Note that the OpenCV method does not involve any training. For every contour, we define a bounding box using the OpenCV boundingRect property.
We will be using two important characteristics to select the bounding box:
- The size of the region of interest: We will eliminate all contours with a size that is less than 20.
Note that 20 is not a universal number, it just works for this image. For a larger image, the value can be larger.
- The color of the region of interest: Within each bounding box, we need to define the region of interest from 25% to 75% of the width to ensure that we do not consider the empty region of rectangles outside the circle. This is important to minimize variation. Next, we define the mean color by using CV2.mean.
We will determine the color's mean and max thresholds by looking at the three images of oranges that encircle it. The following code uses OpenCV's built-in method to draw the bounding box using cv2.boundingRect. It then draws a region of interest (ROI) based on the width and height selection and finds the mean color within the region:
count=0
font = cv2.FONT_HERSHEY_SIMPLEX
for c in contours:
x,y,w,h = cv2.boundingRect(c)
if (w >20 and h >20):
count = count+1
ROI = img[y+int(h/4):y+int(3*h/4), x+int(h/4):x+int(3*h/4)]
ROI_meancolor = cv2.mean(ROI)
print(count,ROI_meancolor)
if (ROI_meancolor[0] > 30 and ROI_meancolor[0] < 40 and ROI_meancolor[1] > 70 and ROI_meancolor[1] < 105
and ROI_meancolor[2] > 150 and ROI_meancolor[2] < 200):
cv2.putText(img, 'orange', (x-2, y-2), font, 0.8, (255,255,255), 2, cv2.LINE_AA)

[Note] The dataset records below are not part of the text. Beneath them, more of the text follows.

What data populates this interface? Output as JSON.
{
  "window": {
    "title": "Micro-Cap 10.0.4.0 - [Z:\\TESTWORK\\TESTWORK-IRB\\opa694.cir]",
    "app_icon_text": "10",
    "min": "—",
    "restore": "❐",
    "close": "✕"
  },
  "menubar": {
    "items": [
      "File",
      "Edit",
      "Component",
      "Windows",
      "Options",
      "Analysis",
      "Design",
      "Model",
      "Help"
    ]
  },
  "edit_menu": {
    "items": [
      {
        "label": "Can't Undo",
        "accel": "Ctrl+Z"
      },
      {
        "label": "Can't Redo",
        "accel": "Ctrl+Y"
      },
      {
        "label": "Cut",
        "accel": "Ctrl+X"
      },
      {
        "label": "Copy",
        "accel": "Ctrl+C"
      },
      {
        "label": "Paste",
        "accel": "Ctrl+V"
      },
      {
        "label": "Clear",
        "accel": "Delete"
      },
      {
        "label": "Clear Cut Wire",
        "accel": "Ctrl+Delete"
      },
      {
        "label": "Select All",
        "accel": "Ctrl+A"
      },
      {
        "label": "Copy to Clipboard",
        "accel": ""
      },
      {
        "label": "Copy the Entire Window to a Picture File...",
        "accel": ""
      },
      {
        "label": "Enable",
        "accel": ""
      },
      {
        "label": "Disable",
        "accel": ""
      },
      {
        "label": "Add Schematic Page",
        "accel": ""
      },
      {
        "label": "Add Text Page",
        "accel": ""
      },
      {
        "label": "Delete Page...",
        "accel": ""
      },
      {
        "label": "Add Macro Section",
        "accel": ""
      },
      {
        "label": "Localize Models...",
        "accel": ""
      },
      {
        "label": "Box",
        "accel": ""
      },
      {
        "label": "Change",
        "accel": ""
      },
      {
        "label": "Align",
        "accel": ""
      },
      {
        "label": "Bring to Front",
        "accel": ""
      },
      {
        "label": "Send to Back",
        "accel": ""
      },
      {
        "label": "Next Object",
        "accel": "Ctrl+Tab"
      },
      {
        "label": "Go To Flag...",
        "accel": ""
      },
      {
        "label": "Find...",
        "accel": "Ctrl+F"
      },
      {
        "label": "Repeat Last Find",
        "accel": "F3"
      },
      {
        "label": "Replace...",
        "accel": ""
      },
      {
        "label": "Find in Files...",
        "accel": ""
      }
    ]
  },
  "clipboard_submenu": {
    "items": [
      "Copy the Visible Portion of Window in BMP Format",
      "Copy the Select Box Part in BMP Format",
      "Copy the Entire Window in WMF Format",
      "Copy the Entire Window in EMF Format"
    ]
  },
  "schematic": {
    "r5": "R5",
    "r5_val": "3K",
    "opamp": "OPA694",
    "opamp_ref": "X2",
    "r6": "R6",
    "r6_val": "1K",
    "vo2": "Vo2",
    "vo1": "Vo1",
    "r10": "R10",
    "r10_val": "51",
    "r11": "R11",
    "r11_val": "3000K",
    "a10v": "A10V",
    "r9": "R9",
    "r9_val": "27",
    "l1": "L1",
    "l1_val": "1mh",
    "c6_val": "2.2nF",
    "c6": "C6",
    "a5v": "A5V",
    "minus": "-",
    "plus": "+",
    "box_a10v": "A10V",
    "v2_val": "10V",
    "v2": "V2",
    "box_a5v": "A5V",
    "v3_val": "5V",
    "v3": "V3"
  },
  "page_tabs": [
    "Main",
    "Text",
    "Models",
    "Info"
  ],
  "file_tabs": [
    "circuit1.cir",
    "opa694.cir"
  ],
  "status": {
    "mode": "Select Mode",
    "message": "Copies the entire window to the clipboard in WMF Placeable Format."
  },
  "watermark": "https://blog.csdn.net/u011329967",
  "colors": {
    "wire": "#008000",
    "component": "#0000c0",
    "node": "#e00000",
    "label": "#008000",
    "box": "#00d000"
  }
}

cv2.rectangle(img,(x,y),(x+w,y+h),(255,255,255),3)
cv2.imshow('Contours', img)
else:
cv2.putText(img, 'apple', (x-2, y-2), font, 0.8, (0,0,255), 2, cv2.LINE_AA)
cv2.rectangle(img,(x,y),(x+w,y+h),(0,0,255),3)
cv2.imshow('Contours', img)
In the preceding code, pay attention to the two if statements—size-based (w,h) and color-based (ROI_meancolor[0,1,2]):
- The size-based statement eliminates all contours of less than 20.
- ROI_meancolor [0,1,2] indicates the RGB value of the mean color.
Here, the third, fourth, and eighth lines represent the orange and the if statement constrains the color to look between 30 and 40 for the B component, 70 and 105 for the G component, and 150 and 200 for the R component.
The output is as follows. In our example, 3, 4, and 8 are oranges:
1 (52.949200000000005, 66.38640000000001, 136.2072, 0.0)
2 (43.677693761814744, 50.94659735349717, 128.70510396975425, 0.0)
3 (34.418282548476455, 93.26246537396122, 183.0893351800554, 0.0)
4 (32.792241946088104, 78.3931623931624, 158.78238001314926, 0.0)
5 (51.00493827160494, 55.09925925925926, 124.42765432098766, 0.0)
6 (66.8863771564545, 74.85960737656157, 165.39678762641284, 0.0)
7 (67.8125, 87.031875, 165.140625, 0.0)
8 (36.25, 100.72916666666666, 188.67746913580245, 0.0)
Note that OpenCV processes images as BGR not RGB.